ABBOTT: Software for Windows?

COSTELLO: No. On the computer! I need something I can use to write proposals, track expenses and run my business. What do you have?

ABBOTT: Office.

COSTELLO: Yeah, for my office. Can you recommend anything?

ABBOTT: I just did.

COSTELLO: You just did what?

ABBOTT: Recommend something.

COSTELLO: You recommended something?

ABBOTT: Yes.

COSTELLO: For my office?

ABBOTT: Yes.

COSTELLO: OK, what did you recommend for my office?

ABBOTT: Office.

COSTELLO: Yes, for my office!

ABBOTT: I recommend Office with Windows.

COSTELLO: I already have an office with windows! OK, let's just say I'm sitting at my computer and I want to type a proposal. What do I need?

ABBOTT: Word.

COSTELLO: What word?

ABBOTT: Word in Office.

COSTELLO: The only word in office is office.

ABBOTT: The Word in Office for Windows.

COSTELLO: Which word in office for windows?

ABBOTT: The Word you get when you click the blue "W".

COSTELLO: I'm going to click your blue "w" if you don't start with some straight answers. What about financial bookkeeping? You have anything I can track my money with?

ABBOTT: Money.

COSTELLO: That's right. What do you have?

ABBOTT: Money.

COSTELLO: I need money to track my money?

ABBOTT: It comes bundled with your computer.

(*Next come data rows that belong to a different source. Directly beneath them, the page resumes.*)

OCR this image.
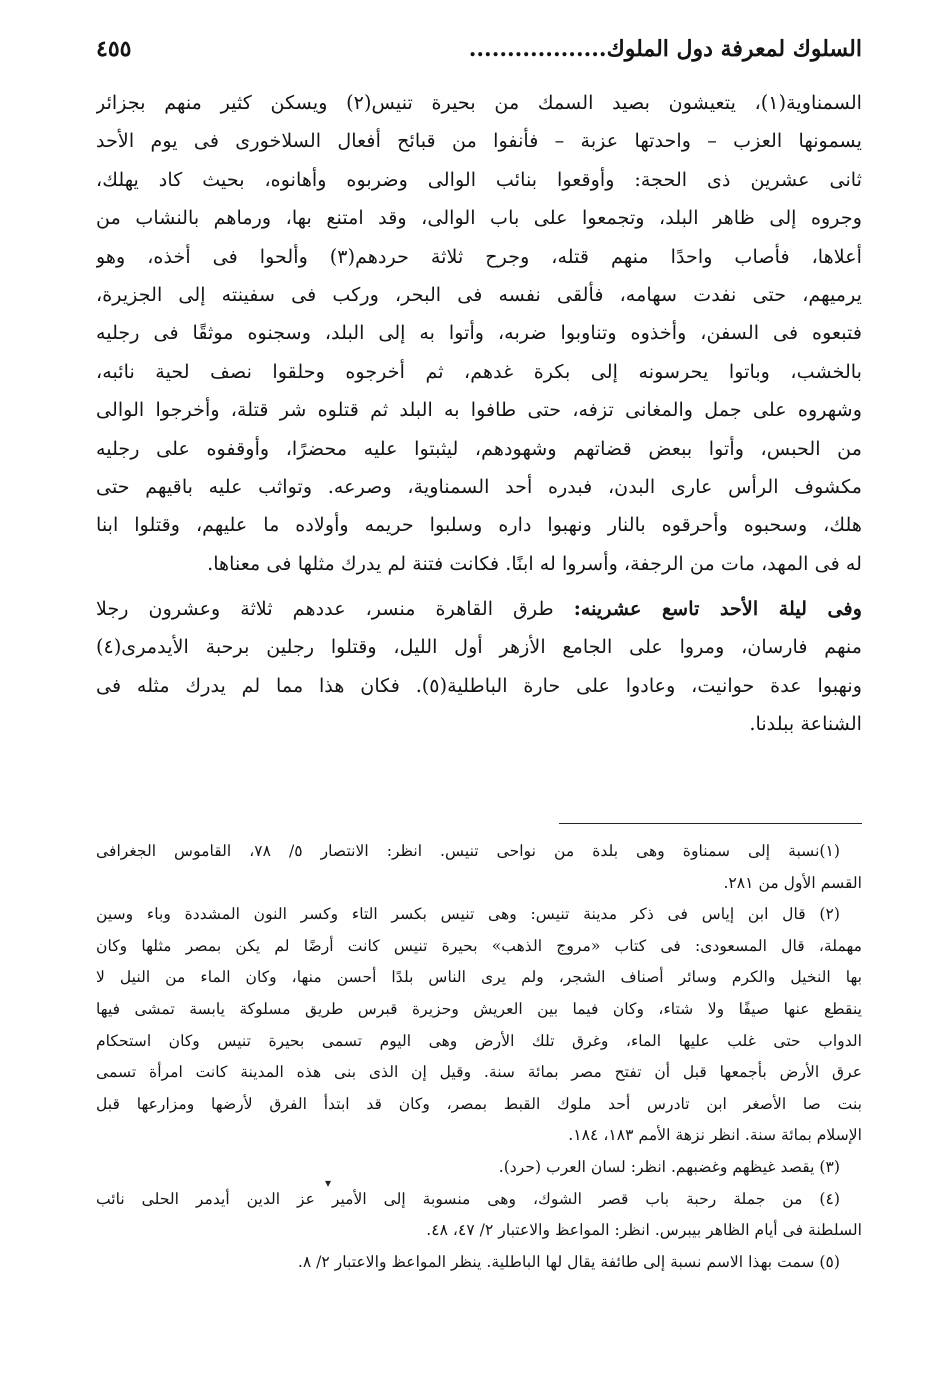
السلوك لمعرفة دول الملوك..................
٤٥٥
السمناوية(١)، يتعيشون بصيد السمك من بحيرة تنيس(٢) ويسكن كثير منهم بجزائر
يسمونها العزب – واحدتها عزبة – فأنفوا من قبائح أفعال السلاخورى فى يوم الأحد
ثانى عشرين ذى الحجة: وأوقعوا بنائب الوالى وضربوه وأهانوه، بحيث كاد يهلك،
وجروه إلى ظاهر البلد، وتجمعوا على باب الوالى، وقد امتنع بها، ورماهم بالنشاب من
أعلاها، فأصاب واحدًا منهم قتله، وجرح ثلاثة حردهم(٣) وألحوا فى أخذه، وهو
يرميهم، حتى نفدت سهامه، فألقى نفسه فى البحر، وركب فى سفينته إلى الجزيرة،
فتبعوه فى السفن، وأخذوه وتناوبوا ضربه، وأتوا به إلى البلد، وسجنوه موثقًا فى رجليه
بالخشب، وباتوا يحرسونه إلى بكرة غدهم، ثم أخرجوه وحلقوا نصف لحية نائبه،
وشهروه على جمل والمغانى تزفه، حتى طافوا به البلد ثم قتلوه شر قتلة، وأخرجوا الوالى
من الحبس، وأتوا ببعض قضاتهم وشهودهم، ليثبتوا عليه محضرًا، وأوقفوه على رجليه
مكشوف الرأس عارى البدن، فبدره أحد السمناوية، وصرعه. وتواثب عليه باقيهم حتى
هلك، وسحبوه وأحرقوه بالنار ونهبوا داره وسلبوا حريمه وأولاده ما عليهم، وقتلوا ابنا
له فى المهد، مات من الرجفة، وأسروا له ابنًا. فكانت فتنة لم يدرك مثلها فى معناها.
وفى ليلة الأحد تاسع عشرينه: طرق القاهرة منسر، عددهم ثلاثة وعشرون رجلا
منهم فارسان، ومروا على الجامع الأزهر أول الليل، وقتلوا رجلين برحبة الأيدمرى(٤)
ونهبوا عدة حوانيت، وعادوا على حارة الباطلية(٥). فكان هذا مما لم يدرك مثله فى
الشناعة ببلدنا.
(١)نسبة إلى سمناوة وهى بلدة من نواحى تنيس. انظر: الانتصار ٥/ ٧٨، القاموس الجغرافى
القسم الأول من ٢٨١.
(٢) قال ابن إياس فى ذكر مدينة تنيس: وهى تنيس بكسر التاء وكسر النون المشددة وباء وسين
مهملة، قال المسعودى: فى كتاب «مروج الذهب» بحيرة تنيس كانت أرضًا لم يكن بمصر مثلها وكان
بها النخيل والكرم وسائر أصناف الشجر، ولم يرى الناس بلدًا أحسن منها، وكان الماء من النيل لا
ينقطع عنها صيفًا ولا شتاء، وكان فيما بين العريش وحزيرة قبرس طريق مسلوكة يابسة تمشى فيها
الدواب حتى غلب عليها الماء، وغرق تلك الأرض وهى اليوم تسمى بحيرة تنيس وكان استحكام
عرق الأرض بأجمعها قبل أن تفتح مصر بمائة سنة. وقيل إن الذى بنى هذه المدينة كانت امرأة تسمى
بنت صا الأصغر ابن تادرس أحد ملوك القبط بمصر، وكان قد ابتدأ الفرق لأرضها ومزارعها قبل
الإسلام بمائة سنة. انظر نزهة الأمم ١٨٣، ١٨٤.
(٣) يقصد غيظهم وغضبهم. انظر: لسان العرب (حرد).
(٤) من جملة رحبة باب قصر الشوك، وهى منسوبة إلى الأمير عز الدين أيدمر الحلى نائب
السلطنة فى أيام الظاهر بيبرس. انظر: المواعظ والاعتبار ٢/ ٤٧، ٤٨.
(٥) سمت بهذا الاسم نسبة إلى طائفة يقال لها الباطلية. ينظر المواعظ والاعتبار ٢/ ٨.
▾
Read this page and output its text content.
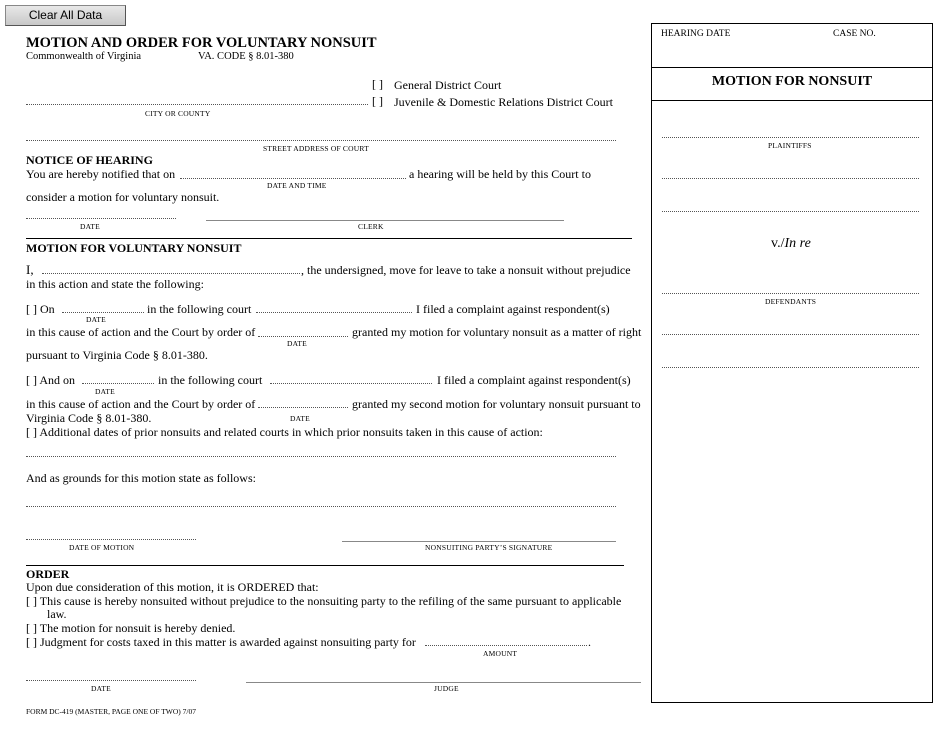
Clear All Data
MOTION AND ORDER FOR VOLUNTARY NONSUIT
Commonwealth of Virginia	VA. CODE § 8.01-380
[ ] General District Court
[ ] Juvenile & Domestic Relations District Court
CITY OR COUNTY
STREET ADDRESS OF COURT
NOTICE OF HEARING
You are hereby notified that on	a hearing will be held by this Court to
DATE AND TIME
consider a motion for voluntary nonsuit.
DATE	CLERK
MOTION FOR VOLUNTARY NONSUIT
I,	, the undersigned, move for leave to take a nonsuit without prejudice
in this action and state the following:
[ ] On	in the following court	I filed a complaint against respondent(s)
DATE
in this cause of action and the Court by order of	granted my motion for voluntary nonsuit as a matter of right
DATE
pursuant to Virginia Code § 8.01-380.
[ ] And on	in the following court	I filed a complaint against respondent(s)
DATE
in this cause of action and the Court by order of	granted my second motion for voluntary nonsuit pursuant to
Virginia Code § 8.01-380.	DATE
[ ] Additional dates of prior nonsuits and related courts in which prior nonsuits taken in this cause of action:
And as grounds for this motion state as follows:
DATE OF MOTION	NONSUITING PARTY’S SIGNATURE
ORDER
Upon due consideration of this motion, it is ORDERED that:
[ ] This cause is hereby nonsuited without prejudice to the nonsuiting party to the refiling of the same pursuant to applicable
law.
[ ] The motion for nonsuit is hereby denied.
[ ] Judgment for costs taxed in this matter is awarded against nonsuiting party for	.
AMOUNT
DATE	JUDGE
FORM DC-419 (MASTER, PAGE ONE OF TWO) 7/07
HEARING DATE	CASE NO.
MOTION FOR NONSUIT
PLAINTIFFS
v./In re
DEFENDANTS
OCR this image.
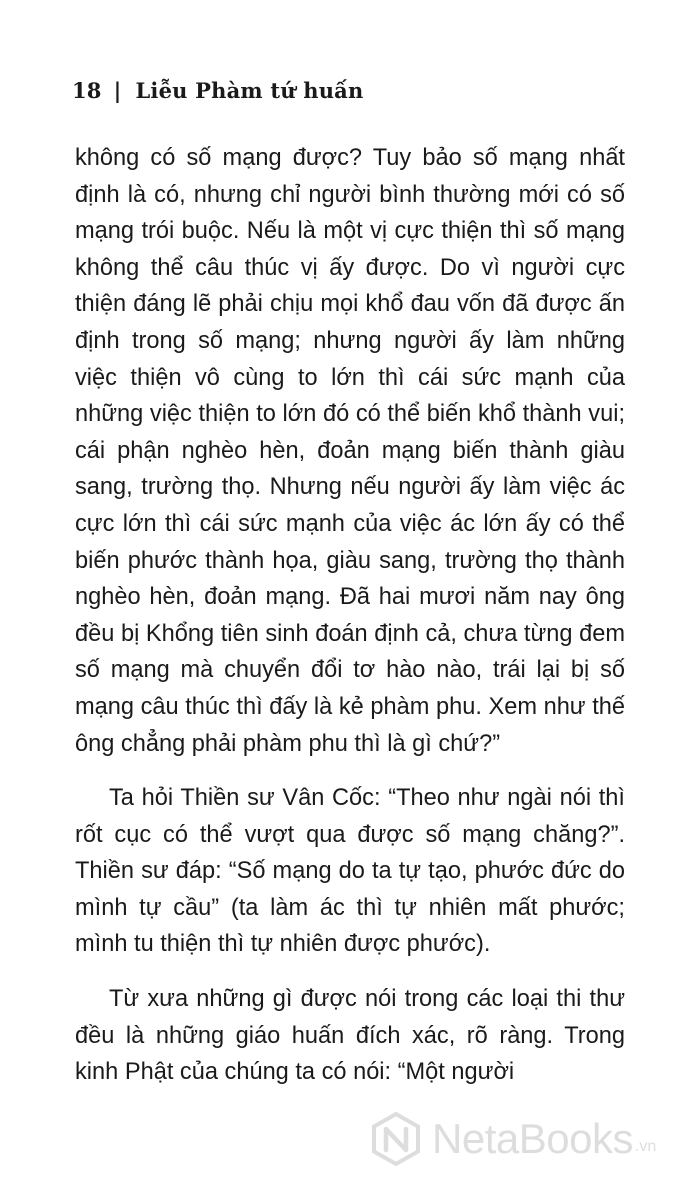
18 | Liễu Phàm tứ huấn

không có số mạng được? Tuy bảo số mạng nhất định là có, nhưng chỉ người bình thường mới có số mạng trói buộc. Nếu là một vị cực thiện thì số mạng không thể câu thúc vị ấy được. Do vì người cực thiện đáng lẽ phải chịu mọi khổ đau vốn đã được ấn định trong số mạng; nhưng người ấy làm những việc thiện vô cùng to lớn thì cái sức mạnh của những việc thiện to lớn đó có thể biến khổ thành vui; cái phận nghèo hèn, đoản mạng biến thành giàu sang, trường thọ. Nhưng nếu người ấy làm việc ác cực lớn thì cái sức mạnh của việc ác lớn ấy có thể biến phước thành họa, giàu sang, trường thọ thành nghèo hèn, đoản mạng. Đã hai mươi năm nay ông đều bị Khổng tiên sinh đoán định cả, chưa từng đem số mạng mà chuyển đổi tơ hào nào, trái lại bị số mạng câu thúc thì đấy là kẻ phàm phu. Xem như thế ông chẳng phải phàm phu thì là gì chứ?”

Ta hỏi Thiền sư Vân Cốc: “Theo như ngài nói thì rốt cục có thể vượt qua được số mạng chăng?”. Thiền sư đáp: “Số mạng do ta tự tạo, phước đức do mình tự cầu” (ta làm ác thì tự nhiên mất phước; mình tu thiện thì tự nhiên được phước).

Từ xưa những gì được nói trong các loại thi thư đều là những giáo huấn đích xác, rõ ràng. Trong kinh Phật của chúng ta có nói: “Một người

NetaBooks .vn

COSTELLO: What's bundled with my computer?

ABBOTT: Money.

COSTELLO: Money comes with my computer?

ABBOTT: Yes. No extra charge.

COSTELLO: I get a bundle of money with my computer? How much?

ABBOTT: One copy.

COSTELLO: Isn't it illegal to copy money?

ABBOTT: Microsoft gave us a license to copy Money.

COSTELLO: They can give you a license to copy money?

ABBOTT: Why not? THEY OWN IT! (A few days later)

ABBOTT: Super Duper computer store. Can I help you?

COSTELLO: How do I turn my computer off?